博士论文摘要9 | 李欣仪:跨学科视野中的沈从文与音乐关系研究

李欣仪 跨界经纬 2020-01-18



跨学科视野中的

沈从文与音乐关系研究



        


          

作者:李欣仪

导师:何云波

毕业院校:湘潭大学    

答辩年份:2012年 


摘要

     音乐是沈从文的生命。然而,沈从文所说的“音乐”与平常所说的“音乐”不一样,它不仅包括作为艺术形式的“人工之乐”,还包括自然万象中的“天籁之音”和无声幻象的“心灵之乐”等。不同的音乐类型对沈从文的影响并不完全相同,尤其是后两种音乐体验带有明显的“忘我沉迷性”、“体悟性”、“超言说性”等特点。这些特点与湘西巫乐文化存在着隐秘的联系。

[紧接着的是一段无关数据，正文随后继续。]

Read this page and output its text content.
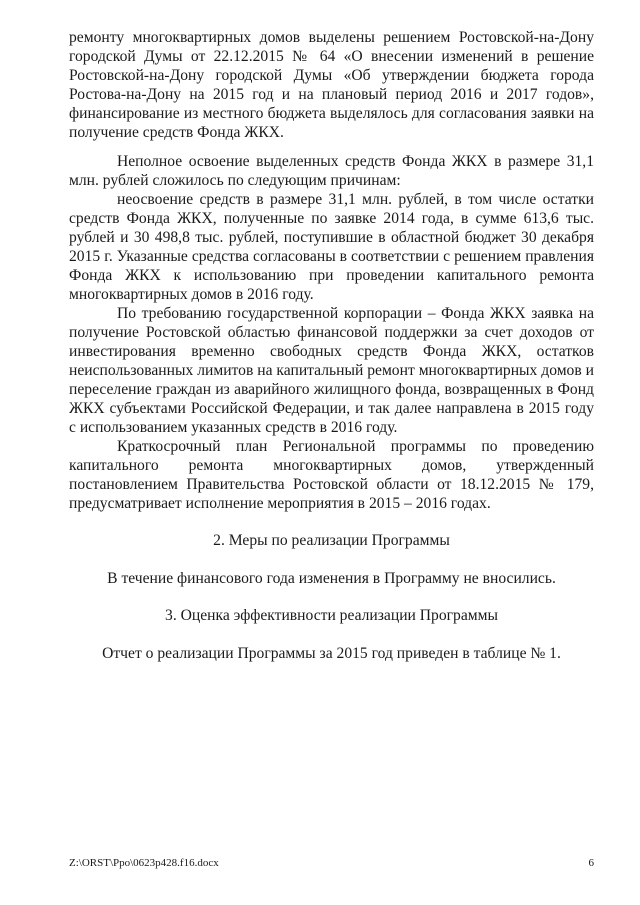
ремонту многоквартирных домов выделены решением Ростовской-на-Дону городской Думы от 22.12.2015 № 64 «О внесении изменений в решение Ростовской-на-Дону городской Думы «Об утверждении бюджета города Ростова-на-Дону на 2015 год и на плановый период 2016 и 2017 годов», финансирование из местного бюджета выделялось для согласования заявки на получение средств Фонда ЖКХ.

Неполное освоение выделенных средств Фонда ЖКХ в размере 31,1 млн. рублей сложилось по следующим причинам:

неосвоение средств в размере 31,1 млн. рублей, в том числе остатки средств Фонда ЖКХ, полученные по заявке 2014 года, в сумме 613,6 тыс. рублей и 30 498,8 тыс. рублей, поступившие в областной бюджет 30 декабря 2015 г. Указанные средства согласованы в соответствии с решением правления Фонда ЖКХ к использованию при проведении капитального ремонта многоквартирных домов в 2016 году.

По требованию государственной корпорации – Фонда ЖКХ заявка на получение Ростовской областью финансовой поддержки за счет доходов от инвестирования временно свободных средств Фонда ЖКХ, остатков неиспользованных лимитов на капитальный ремонт многоквартирных домов и переселение граждан из аварийного жилищного фонда, возвращенных в Фонд ЖКХ субъектами Российской Федерации, и так далее направлена в 2015 году с использованием указанных средств в 2016 году.

Краткосрочный план Региональной программы по проведению капитального ремонта многоквартирных домов, утвержденный постановлением Правительства Ростовской области от 18.12.2015 № 179, предусматривает исполнение мероприятия в 2015 – 2016 годах.

2. Меры по реализации Программы

В течение финансового года изменения в Программу не вносились.

3. Оценка эффективности реализации Программы

Отчет о реализации Программы за 2015 год приведен в таблице № 1.

Z:\ORST\Ppo\0623p428.f16.docx	6
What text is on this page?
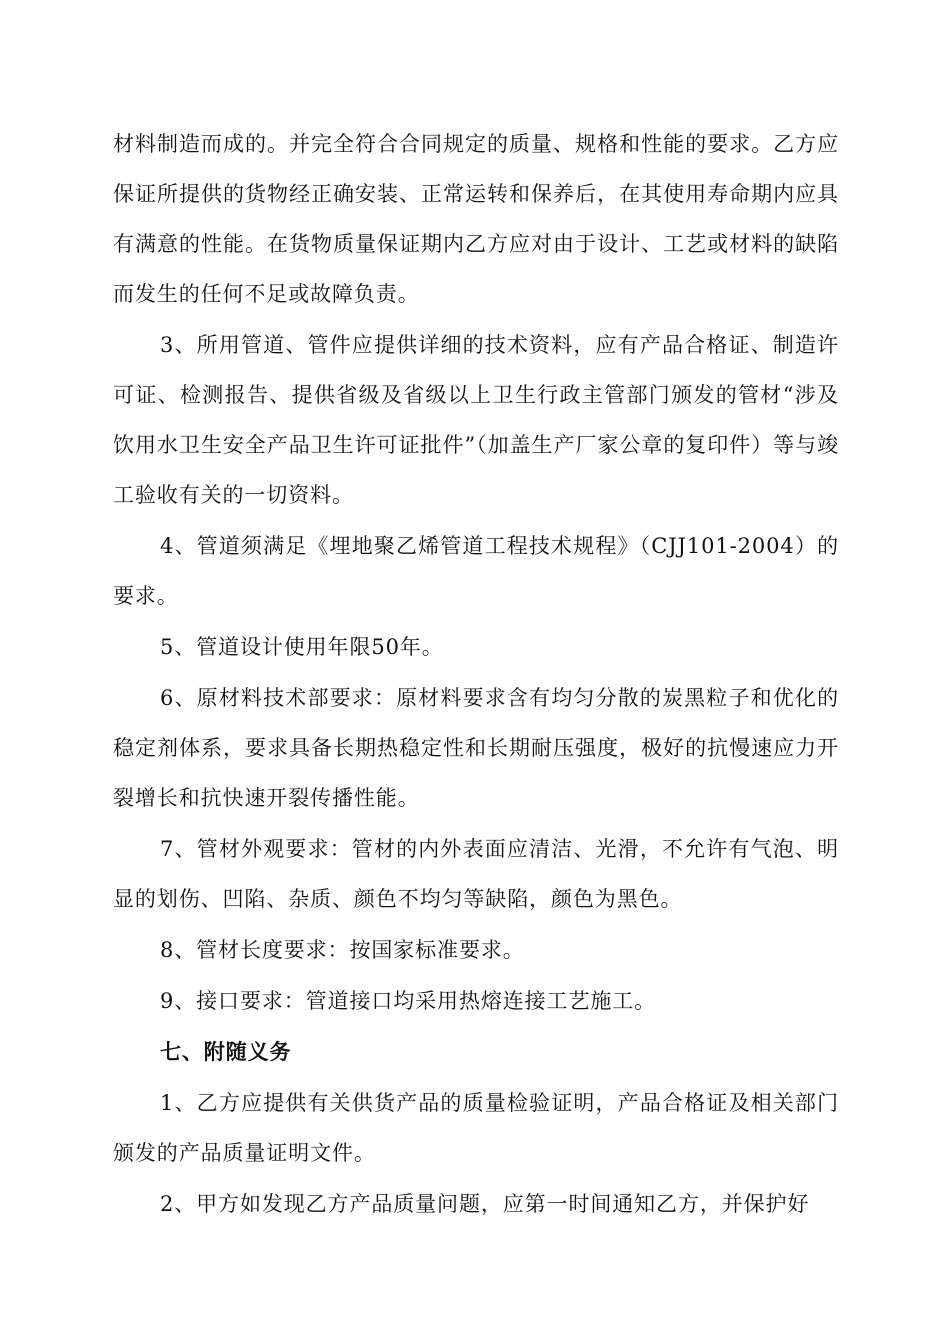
材料制造而成的。并完全符合合同规定的质量、规格和性能的要求。乙方应保证所提供的货物经正确安装、正常运转和保养后，在其使用寿命期内应具有满意的性能。在货物质量保证期内乙方应对由于设计、工艺或材料的缺陷而发生的任何不足或故障负责。

3、所用管道、管件应提供详细的技术资料，应有产品合格证、制造许可证、检测报告、提供省级及省级以上卫生行政主管部门颁发的管材“涉及饮用水卫生安全产品卫生许可证批件”（加盖生产厂家公章的复印件）等与竣工验收有关的一切资料。

4、管道须满足《埋地聚乙烯管道工程技术规程》（CJJ101-2004）的要求。

5、管道设计使用年限50年。

6、原材料技术部要求：原材料要求含有均匀分散的炭黑粒子和优化的稳定剂体系，要求具备长期热稳定性和长期耐压强度，极好的抗慢速应力开裂增长和抗快速开裂传播性能。

7、管材外观要求：管材的内外表面应清洁、光滑，不允许有气泡、明显的划伤、凹陷、杂质、颜色不均匀等缺陷，颜色为黑色。

8、管材长度要求：按国家标准要求。

9、接口要求：管道接口均采用热熔连接工艺施工。

七、附随义务

1、乙方应提供有关供货产品的质量检验证明，产品合格证及相关部门颁发的产品质量证明文件。

2、甲方如发现乙方产品质量问题，应第一时间通知乙方，并保护好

        音乐对于沈从文思想的形成具有重要的作用。沈从文的主要思想命题的形成(如生命、神性、抽象等等),都与其音乐体验存在紧密的联系。“忘我”的音乐体验让沈从文从世俗哀乐和人为偏见中超越出来,对生命意义获得新的认识,从而引导生命向更崇高的目标发展。他所说的“生命”就是在这种极度完美、自由、本真的状态中感受到的生命澄明之境。这种澄明之境与道家的“逍遥游”一样,既是生命的最高形态,也是一种神秘的“体悟”状态。沈从文的“神”、“神性”观念就是在这类体验中把握到的。从某种意义上说,沈从文的“神”思想是对于湘西巫文化的继承和提升。因为在湘西,“神”并不是人们在清醒状态下领会的,而是借助“乐舞仪式”步入迷狂之中的“心会”。沈从文有时用“抽象”一词来指代这种潜意识弥漫的心灵境界。
  


       音乐对于沈从文思想的形成具有重要的作用。沈从文的主要思想命题的形成(如生命、神性、抽象等等),都与其音乐体验存在紧密的联系。“忘我”的音乐体验让沈从文从世俗哀乐和人为偏见中超越出来,对生命意义获得新的认识,从而引导生命向更崇高的目标发展。他所说的“生命”就是在这种极度完美、自由、本真的状态中感受到的生命澄明之境。这种澄明之境与道家的“逍遥游”一样,既是生命的最高形态,也是一种神秘的“体悟”状态。沈从文的“神”、“神性”观念就是在这类体验中把握到的。从某种意义上说,沈从文的“神”思想是对于湘西巫文化的继承和提升。因为在湘西,“神”并不是人们在清醒状态下领会的,而是借助“乐舞仪式”步入迷狂之中的“心会”。沈从文有时用“抽象”一词来指代这种潜意识弥漫的心灵境界。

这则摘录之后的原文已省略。